La colina alrededor de la que creció toda la ciudad: murallas moriscas, once torres y la mejor vista despejada de los tejados y el río de Lisboa.

Entradas€15
Tiempo necesario2-3 h
ZonaAlfama

El Castillo de São Jorge se alza sobre la más alta de las colinas de Lisboa, un recinto fortificado cuyas piedras cuentan la historia entera de la ciudad en un solo paseo. Aquí hubo un poblado de la Edad del Hierro, después uno romano, después una presencia visigoda, pero las murallas que hoy se recorren son esencialmente moriscas, levantadas en el siglo XI cuando Lisboa era al-Ushbuna y esta era la ciudadela de su gobernador. En octubre de 1147 Afonso Henriques la tomó tras un asedio de cuatro meses con la ayuda de cruzados del norte de Europa, y el castillo se convirtió en palacio real —la Alcáçova—, donde Vasco da Gama fue recibido en 1499 y donde Manuel I tuvo corte antes de bajar a la ribera. El terremoto de 1755 destrozó buena parte del conjunto, y lo que ve el visitante es el resultado de una restauración muy intervencionista de 1938-40 durante el Estado Novo, más décadas de arqueología que dejaron al descubierto cimientos de tres épocas distintas en un mismo campo de excavación.

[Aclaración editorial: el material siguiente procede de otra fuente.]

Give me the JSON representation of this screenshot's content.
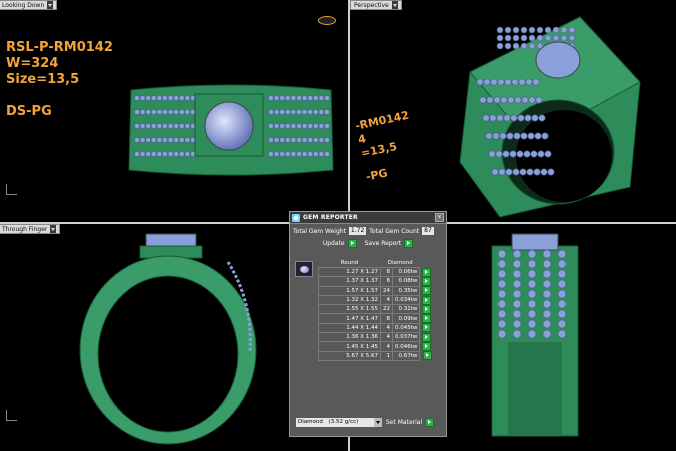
{
  "viewports": {
    "top_left": {
      "label": "Looking Down",
      "text_lines": [
        "RSL-P-RM0142",
        "W=324",
        "Size=13,5",
        "",
        "DS-PG"
      ]
    },
    "top_right": {
      "label": "Perspective",
      "text_lines": [
        "-RM0142",
        "4",
        "=13,5",
        "",
        "-PG"
      ]
    },
    "bottom_left": {
      "label": "Through Finger"
    },
    "bottom_right": {
      "label": ""
    }
  },
  "colors": {
    "metal": "#2e8b5a",
    "gem": "#8aa0d8",
    "text": "#f2a33b",
    "panel": "#595959"
  },
  "gem_reporter": {
    "title": "GEM REPORTER",
    "total_weight_label": "Total Gem Weight",
    "total_weight": "1.72",
    "total_count_label": "Total Gem Count",
    "total_count": "87",
    "update_label": "Update",
    "save_label": "Save Report",
    "col_shape": "Round",
    "col_material": "Diamond",
    "rows": [
      {
        "size": "1.27 X 1.27",
        "count": "8",
        "weight": "0.06tw"
      },
      {
        "size": "1.37 X 1.37",
        "count": "8",
        "weight": "0.08tw"
      },
      {
        "size": "1.57 X 1.57",
        "count": "24",
        "weight": "0.35tw"
      },
      {
        "size": "1.32 X 1.32",
        "count": "4",
        "weight": "0.034tw"
      },
      {
        "size": "1.55 X 1.55",
        "count": "22",
        "weight": "0.31tw"
      },
      {
        "size": "1.47 X 1.47",
        "count": "8",
        "weight": "0.09tw"
      },
      {
        "size": "1.44 X 1.44",
        "count": "4",
        "weight": "0.045tw"
      },
      {
        "size": "1.36 X 1.36",
        "count": "4",
        "weight": "0.037tw"
      },
      {
        "size": "1.45 X 1.45",
        "count": "4",
        "weight": "0.046tw"
      },
      {
        "size": "5.67 X 5.67",
        "count": "1",
        "weight": "0.67tw"
      }
    ],
    "material_select": "Diamond",
    "material_density": "(3.52 g/cc)",
    "set_material_label": "Set Material"
  }
}
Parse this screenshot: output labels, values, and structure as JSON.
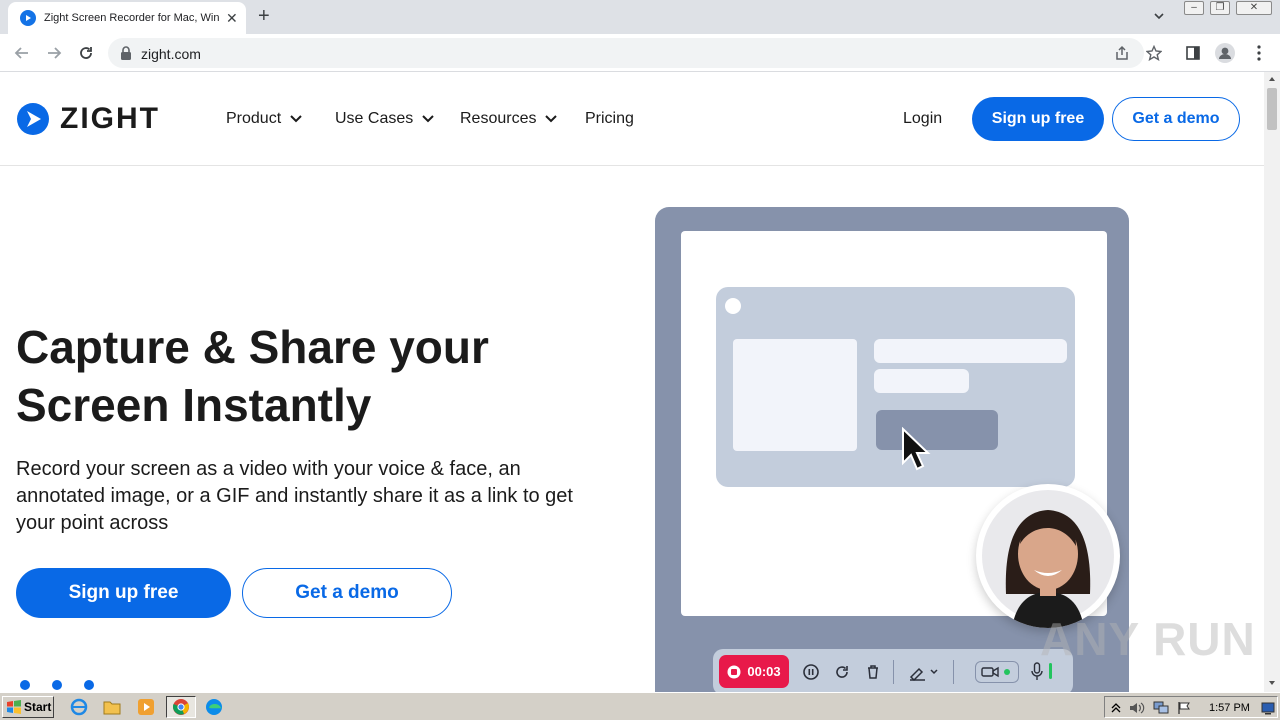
{
  "browser": {
    "tab_title": "Zight Screen Recorder for Mac, Windows",
    "tab_close": "✕",
    "new_tab": "+",
    "url": "zight.com"
  },
  "nav": {
    "logo_text": "ZIGHT",
    "menu": [
      "Product",
      "Use Cases",
      "Resources",
      "Pricing"
    ],
    "login": "Login",
    "signup": "Sign up free",
    "demo": "Get a demo"
  },
  "hero": {
    "title": "Capture & Share your Screen Instantly",
    "subtitle": "Record your screen as a video with your voice & face, an annotated image, or a GIF and instantly share it as a link to get your point across",
    "signup": "Sign up free",
    "demo": "Get a demo"
  },
  "illustration": {
    "timer": "00:03"
  },
  "watermark": "ANY RUN",
  "taskbar": {
    "start": "Start",
    "clock": "1:57 PM"
  },
  "colors": {
    "brand_blue": "#0969e6",
    "record_red": "#e8194a",
    "frame_slate": "#8692ab"
  }
}
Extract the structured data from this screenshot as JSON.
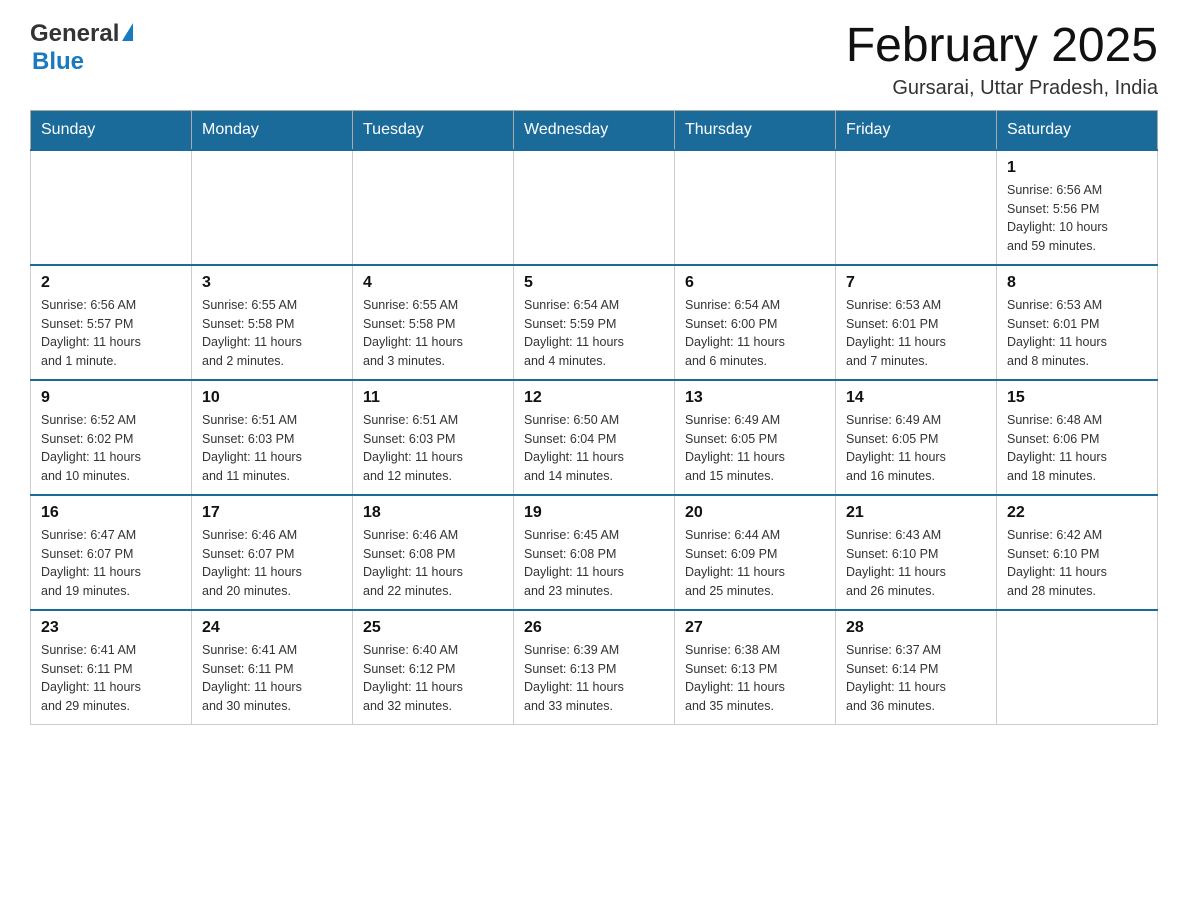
{
  "header": {
    "logo_line1": "General",
    "logo_line2": "Blue",
    "month_year": "February 2025",
    "location": "Gursarai, Uttar Pradesh, India"
  },
  "weekdays": [
    "Sunday",
    "Monday",
    "Tuesday",
    "Wednesday",
    "Thursday",
    "Friday",
    "Saturday"
  ],
  "weeks": [
    [
      {
        "day": "",
        "info": ""
      },
      {
        "day": "",
        "info": ""
      },
      {
        "day": "",
        "info": ""
      },
      {
        "day": "",
        "info": ""
      },
      {
        "day": "",
        "info": ""
      },
      {
        "day": "",
        "info": ""
      },
      {
        "day": "1",
        "info": "Sunrise: 6:56 AM\nSunset: 5:56 PM\nDaylight: 10 hours\nand 59 minutes."
      }
    ],
    [
      {
        "day": "2",
        "info": "Sunrise: 6:56 AM\nSunset: 5:57 PM\nDaylight: 11 hours\nand 1 minute."
      },
      {
        "day": "3",
        "info": "Sunrise: 6:55 AM\nSunset: 5:58 PM\nDaylight: 11 hours\nand 2 minutes."
      },
      {
        "day": "4",
        "info": "Sunrise: 6:55 AM\nSunset: 5:58 PM\nDaylight: 11 hours\nand 3 minutes."
      },
      {
        "day": "5",
        "info": "Sunrise: 6:54 AM\nSunset: 5:59 PM\nDaylight: 11 hours\nand 4 minutes."
      },
      {
        "day": "6",
        "info": "Sunrise: 6:54 AM\nSunset: 6:00 PM\nDaylight: 11 hours\nand 6 minutes."
      },
      {
        "day": "7",
        "info": "Sunrise: 6:53 AM\nSunset: 6:01 PM\nDaylight: 11 hours\nand 7 minutes."
      },
      {
        "day": "8",
        "info": "Sunrise: 6:53 AM\nSunset: 6:01 PM\nDaylight: 11 hours\nand 8 minutes."
      }
    ],
    [
      {
        "day": "9",
        "info": "Sunrise: 6:52 AM\nSunset: 6:02 PM\nDaylight: 11 hours\nand 10 minutes."
      },
      {
        "day": "10",
        "info": "Sunrise: 6:51 AM\nSunset: 6:03 PM\nDaylight: 11 hours\nand 11 minutes."
      },
      {
        "day": "11",
        "info": "Sunrise: 6:51 AM\nSunset: 6:03 PM\nDaylight: 11 hours\nand 12 minutes."
      },
      {
        "day": "12",
        "info": "Sunrise: 6:50 AM\nSunset: 6:04 PM\nDaylight: 11 hours\nand 14 minutes."
      },
      {
        "day": "13",
        "info": "Sunrise: 6:49 AM\nSunset: 6:05 PM\nDaylight: 11 hours\nand 15 minutes."
      },
      {
        "day": "14",
        "info": "Sunrise: 6:49 AM\nSunset: 6:05 PM\nDaylight: 11 hours\nand 16 minutes."
      },
      {
        "day": "15",
        "info": "Sunrise: 6:48 AM\nSunset: 6:06 PM\nDaylight: 11 hours\nand 18 minutes."
      }
    ],
    [
      {
        "day": "16",
        "info": "Sunrise: 6:47 AM\nSunset: 6:07 PM\nDaylight: 11 hours\nand 19 minutes."
      },
      {
        "day": "17",
        "info": "Sunrise: 6:46 AM\nSunset: 6:07 PM\nDaylight: 11 hours\nand 20 minutes."
      },
      {
        "day": "18",
        "info": "Sunrise: 6:46 AM\nSunset: 6:08 PM\nDaylight: 11 hours\nand 22 minutes."
      },
      {
        "day": "19",
        "info": "Sunrise: 6:45 AM\nSunset: 6:08 PM\nDaylight: 11 hours\nand 23 minutes."
      },
      {
        "day": "20",
        "info": "Sunrise: 6:44 AM\nSunset: 6:09 PM\nDaylight: 11 hours\nand 25 minutes."
      },
      {
        "day": "21",
        "info": "Sunrise: 6:43 AM\nSunset: 6:10 PM\nDaylight: 11 hours\nand 26 minutes."
      },
      {
        "day": "22",
        "info": "Sunrise: 6:42 AM\nSunset: 6:10 PM\nDaylight: 11 hours\nand 28 minutes."
      }
    ],
    [
      {
        "day": "23",
        "info": "Sunrise: 6:41 AM\nSunset: 6:11 PM\nDaylight: 11 hours\nand 29 minutes."
      },
      {
        "day": "24",
        "info": "Sunrise: 6:41 AM\nSunset: 6:11 PM\nDaylight: 11 hours\nand 30 minutes."
      },
      {
        "day": "25",
        "info": "Sunrise: 6:40 AM\nSunset: 6:12 PM\nDaylight: 11 hours\nand 32 minutes."
      },
      {
        "day": "26",
        "info": "Sunrise: 6:39 AM\nSunset: 6:13 PM\nDaylight: 11 hours\nand 33 minutes."
      },
      {
        "day": "27",
        "info": "Sunrise: 6:38 AM\nSunset: 6:13 PM\nDaylight: 11 hours\nand 35 minutes."
      },
      {
        "day": "28",
        "info": "Sunrise: 6:37 AM\nSunset: 6:14 PM\nDaylight: 11 hours\nand 36 minutes."
      },
      {
        "day": "",
        "info": ""
      }
    ]
  ]
}
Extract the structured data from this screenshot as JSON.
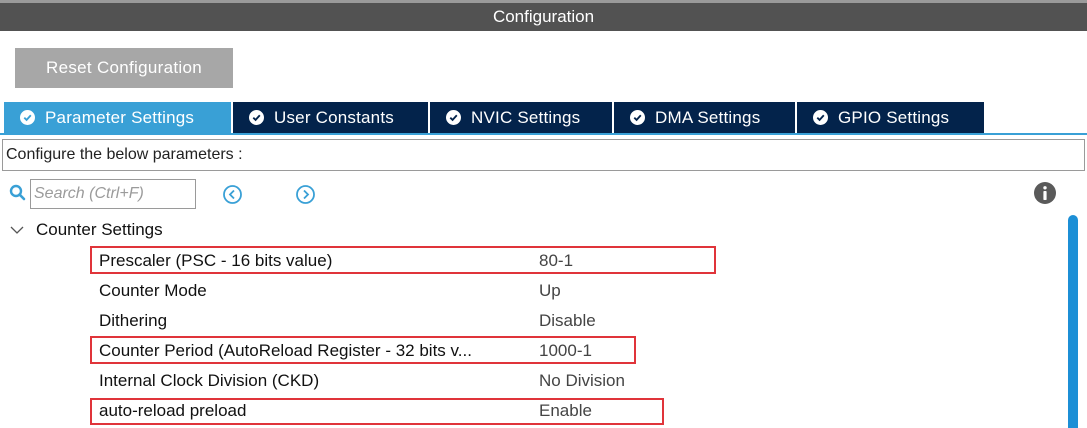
{
  "window": {
    "title": "Configuration"
  },
  "toolbar": {
    "reset_label": "Reset Configuration"
  },
  "tabs": [
    {
      "label": "Parameter Settings",
      "active": true
    },
    {
      "label": "User Constants",
      "active": false
    },
    {
      "label": "NVIC Settings",
      "active": false
    },
    {
      "label": "DMA Settings",
      "active": false
    },
    {
      "label": "GPIO Settings",
      "active": false
    }
  ],
  "configure_text": "Configure the below parameters :",
  "search": {
    "placeholder": "Search (Ctrl+F)",
    "value": ""
  },
  "group": {
    "label": "Counter Settings",
    "rows": [
      {
        "name": "Prescaler (PSC - 16 bits value)",
        "value": "80-1",
        "highlighted": true
      },
      {
        "name": "Counter Mode",
        "value": "Up",
        "highlighted": false
      },
      {
        "name": "Dithering",
        "value": "Disable",
        "highlighted": false
      },
      {
        "name": "Counter Period (AutoReload Register - 32 bits v...",
        "value": "1000-1",
        "highlighted": true
      },
      {
        "name": "Internal Clock Division (CKD)",
        "value": "No Division",
        "highlighted": false
      },
      {
        "name": "auto-reload preload",
        "value": "Enable",
        "highlighted": true
      }
    ]
  },
  "colors": {
    "title_bar": "#525252",
    "tab_active": "#39a0d6",
    "tab_inactive": "#03234b",
    "highlight_border": "#e0343a",
    "accent_icon": "#39a0d6"
  }
}
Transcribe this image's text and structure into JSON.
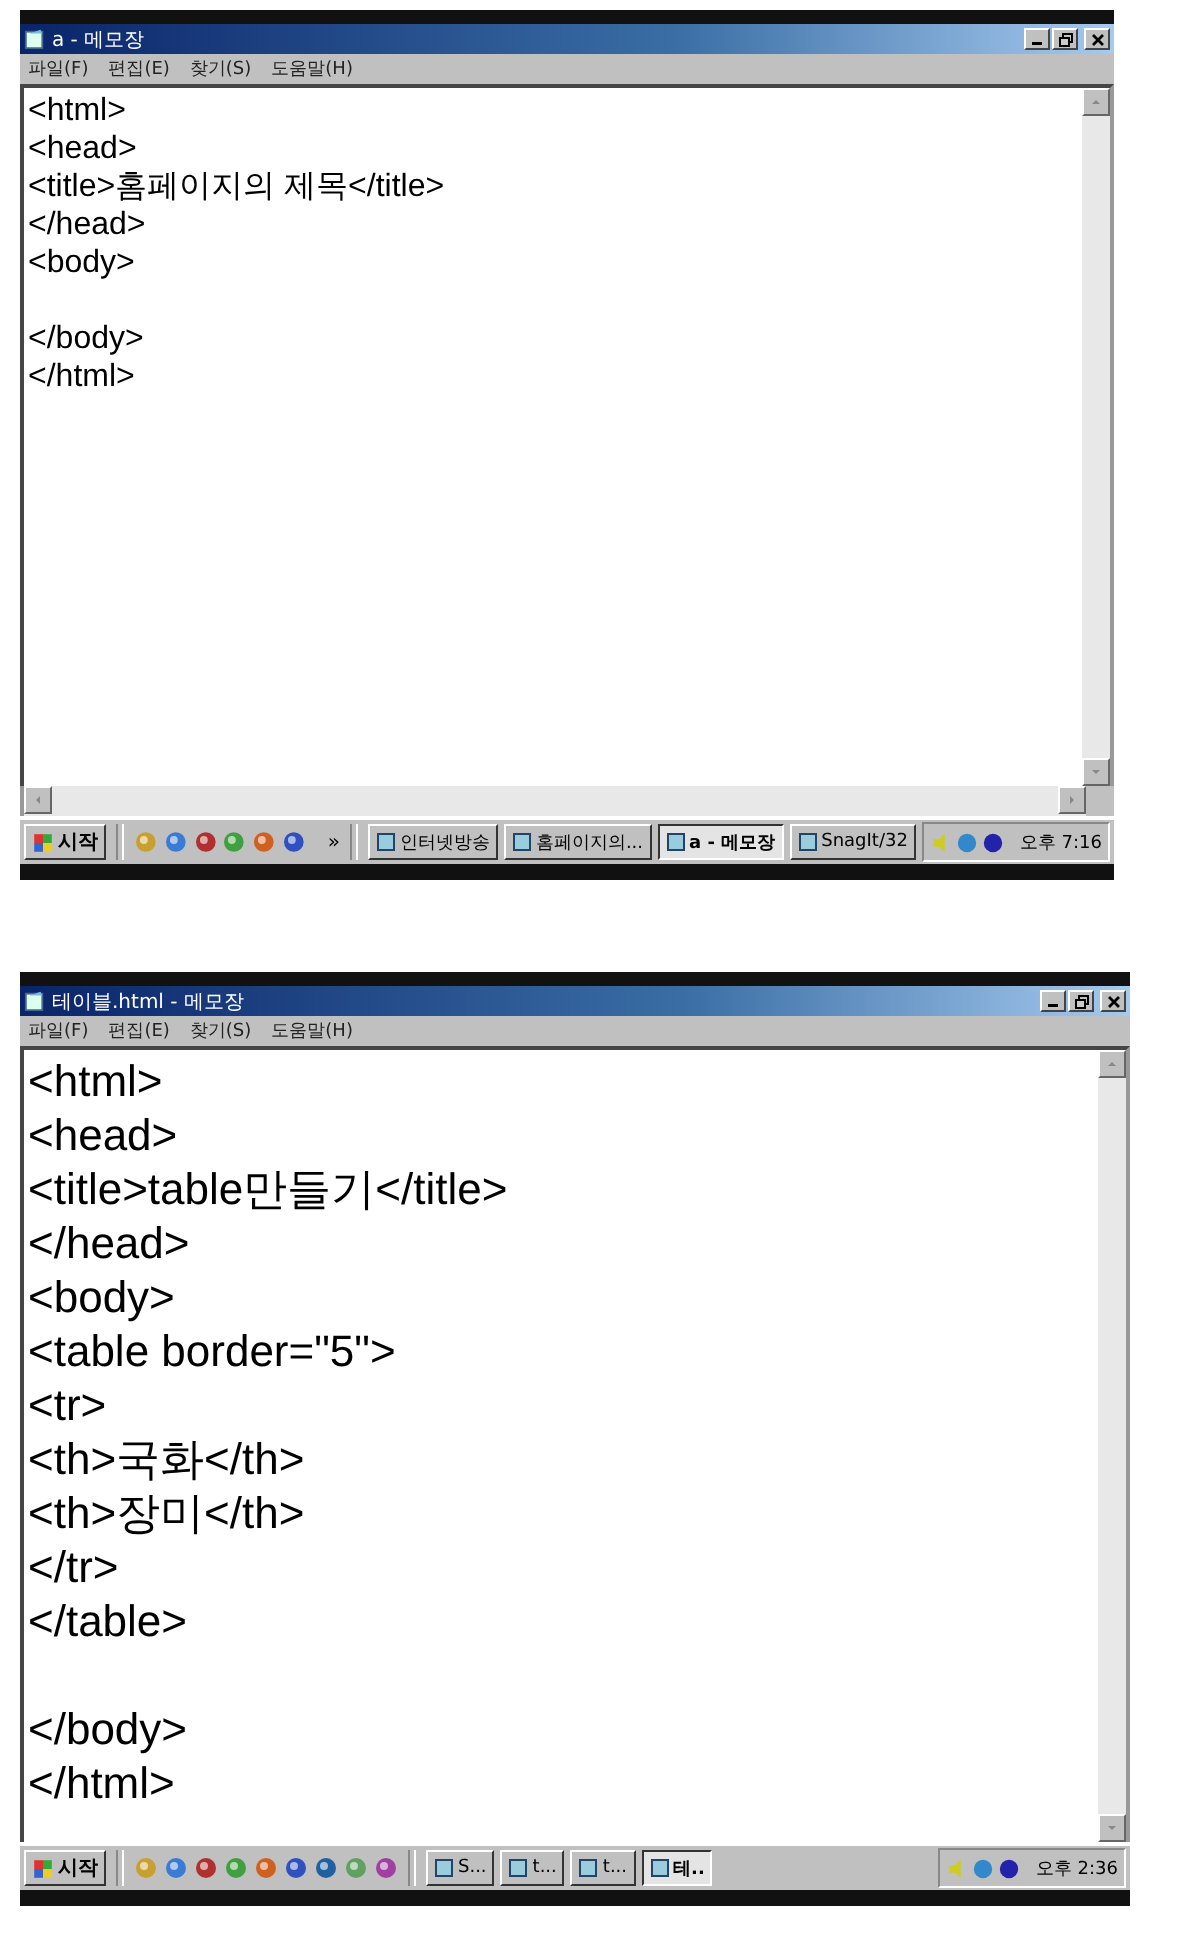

La visita se divide en tres partes. Primero las terrazas ajardinadas exteiores, con pavos reales, pinos piñoneros y el amplio mirador sobre la Baixa, el Tajo y el puente 25 de Abril: aquí es donde la mayoría pasa la mitad del tiempo y donde se hace la foto de postal. Después el castillo propiamente dicho: se atraviesa la zona del foso hasta el recinto interior y se puede recorrer casi todo el circuito de las almenas, subiendo once torres por estrechas escaleras de piedra con parapetos bajos y sin barandilla en algunos tramos. La Torre de Ulises alberga una cámara oscura, donde un guía gira el espejo de un periscopio para proyectar una imagen en movimiento y en directo de la ciudad sobre una superficie blanca cóncava: son, sinceramente, los mejores veinte minutos del recinto, y están incluidos en la entrada. En tercer lugar, el área arqueológica y una pequeña exposición permanente, con objetos que van del siglo VII a. C. a las capas del palacio morisco y medieval, bien explicados en paneles claros.

Planifique en función de la luz y del gentío, no del tiempo necesario: dos horas cubren todo sin prisas, tres si se sienta a tomar un café en el pequeño quiosco. Compre la entrada en línea la noche anterior; no le librará de la cola de la puerta una tarde concurrida de agosto, pero sí de la segunda cola en la taquilla. Prescinda de la audioguía si va a leer los paneles, que son bilingües y buenos. La cámara oscura funciona en sesiones cortas con aforo limitado y es lo único por lo que vale la pena calcular la hora de llegada: pregunte en la entrada por el próximo pase. Lleve calzado con buen agarre: los caminos de piedra del interior están pulidos por el uso y son traicioneros cuando llueve, y las escaleras de las torres son la razón por la que bastantes visitantes se dan la vuelta a mitad de camino.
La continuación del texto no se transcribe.